A weak conceptual model of the world is the problem. But realize humans also have a weak conceptual model of the world as well and make a bunch of hallucinations based on that weak model. For example many people are still making the claim about LLMs that it’s all stochastic parroting when it’s been proven that it’s not. That is an hallucination. Or the people betting (and not) on the financial success of crypto or AI. We don’t know how either of these things will pan out but people on either team act as if they know definitively. A huge part of human behavior is driven by hallucinations that fill in gaps.

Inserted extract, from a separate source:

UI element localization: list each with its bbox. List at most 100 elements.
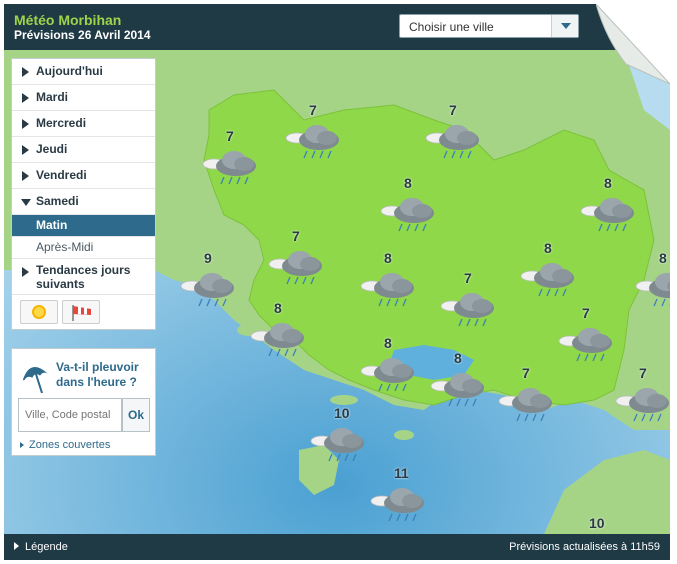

> And mathematically speaking, how would you accomplish this? As you probably know LLMs don't operate on conceptual ideas, they operate on tokens. That's why LLMs tend to fail when asked to do things that aren't well represented in their training data, they don't have a working model of the world even if they can fake it to a certain degree.
It’s not an incorrect model of the world as technically both you and an LLM ultimately have an incorrect model of the world and both you and the LLM fake it. The best you can say is that the LLM has a less accurate approximation of the world than you but ultimately both you and the LLM hold an incorrect model and both you and the LLM regularly hallucinate off of it. You also make up bullshit on things not well represented in your own model.
But like I said we are often (and often not) aware of our own bullshit so providing that to the LLM quantitatively will help it too.
The LLM is not just trained on random tokens it’s trained on highly specific groups of tokens and those groups of represent conceptual ideas. So an LLM is 100 percent trained on concepts and tokens are only an encoding of that concept.
If a group of tokens represents a vector then we can for sure calculate distance between vectors. We know that there are also different types of vectors represented at each layer of the feed forward network that encode reasoning and not just the syntactic order of the tokens.
Like literally there is not very much training data of a human giving instructions to someone to write code and the associated code diff. The fact that an LLM can do this to a useable degree without volumes of similar training data speaks to the fact it knows concepts. This is the same tired argument that has been proven wrong. We already know LLMs aren’t just parroting training data as the majority of the agentic coding operations we currently use LLMs for actually don’t have associated training data to copy.
Given that we know all of these embeddings from the training data (the model had to calculate the embeddings at one point) we can encode proximity and distance into the model via addition and subtraction of the magnitude of vectors and from this we extract a number that ascertains distance between vectors embeddings.
Imagine a best fit 2D curve through a scatter plot of data points. But at the same time that curve has a gradient color along it. Red indicates its very close to existing data points blue indicates its far. We can definitely derive and algorithm that calculates the additional “self awareness” dimension here encoded in color and this can extend to the higher dimensional encoding that is the LLM.
If an LLm is aware that the output is red or blue then it can sort of tell that if the line is blue it’s likely to be an hallucination.